Putative S-RNase and S-F-box genes were identified via nucleotide BLAST search (e-value < 1e-15) with published S-genes for Maleae and Prunus (accession numbers same as used for manual annotation, see ‘Genome annotation’ methods section) and by Conserved Domain Database search of a 4 MB region encompassing each putative S-loci using pfam00445 for S-RNase genes and pfam00646 and pfam01344 for S-locus F-box genes. Phylogenetic analyses were conducted in Geneious Prime/v2023.0.1 (Biomatters Ltd, Auckland, NZ).

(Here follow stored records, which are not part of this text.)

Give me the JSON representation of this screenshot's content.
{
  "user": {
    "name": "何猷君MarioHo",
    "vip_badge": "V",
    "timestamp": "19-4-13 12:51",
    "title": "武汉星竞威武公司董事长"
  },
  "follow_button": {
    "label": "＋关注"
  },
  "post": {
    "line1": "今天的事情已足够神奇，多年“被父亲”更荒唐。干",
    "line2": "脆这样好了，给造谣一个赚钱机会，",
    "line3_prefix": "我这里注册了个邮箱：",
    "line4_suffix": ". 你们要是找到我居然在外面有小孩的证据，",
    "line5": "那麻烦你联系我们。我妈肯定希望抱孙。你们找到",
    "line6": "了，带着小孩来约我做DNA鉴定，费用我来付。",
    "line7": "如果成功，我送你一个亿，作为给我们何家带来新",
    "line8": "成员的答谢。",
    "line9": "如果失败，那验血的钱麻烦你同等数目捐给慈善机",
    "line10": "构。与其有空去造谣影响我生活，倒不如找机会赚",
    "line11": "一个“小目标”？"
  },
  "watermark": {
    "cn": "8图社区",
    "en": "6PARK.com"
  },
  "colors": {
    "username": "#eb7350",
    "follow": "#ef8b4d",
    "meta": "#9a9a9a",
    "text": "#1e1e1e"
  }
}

Protein sequences for all putative S-genes were aligned using Clustal Omega/v1.2.276. Regions of alignment were used to generate phylogenetic trees with PhyML/v3.3.2018062177 with JTT substitution model and bootstrap analysis of 100 datasets.

Positive selection analyses

Protein and nucleotide sequences used for branch-wise comparisons were: Prunus persica-S1 AB252415.1, P. dulcis-Sj AAZ57491.1, P. armeniaca-S2 AAT69245.1, P. mume-S11 ABV71999.1, P. salicina-Se BAF91848.1, P. cerasus-S36a ABW17266.1, and P. avium-S22 ABR19609.1 for comparison with ‘Pru S-locus’ Hap1g16438 (pS1 allele), and M. domestica-S27 AAB70516.1, M. spectabilis-S4 ADB85482.1, Pyrus communis-Sk BAE92269.1, P. bretschneideri-S34 ABD72921.1, Sorbus aucuparia-S18 ABP01658.1, Cydonia oblonga-S1 ATL75302.1, Eriobotrya japonica-S6, and Crataegus pinnatifida-S2 for comparison with ‘Mal S-locus’ Hap1g12045 (mSa1 allele). Codon alignments were prepared from nucleotide sequences using Clustal Omega/v1.2.276 and manually checked. Phylogenetic trees were prepared with RAxML78 using protein alignments prepared with Clustal Omega/v1.2.276, and manually checked for known species relationships32. Ratios of non-synonymous substitutions to synonymous substitutions were calculated with codeml in PAML/v4.9i79, using default parameters.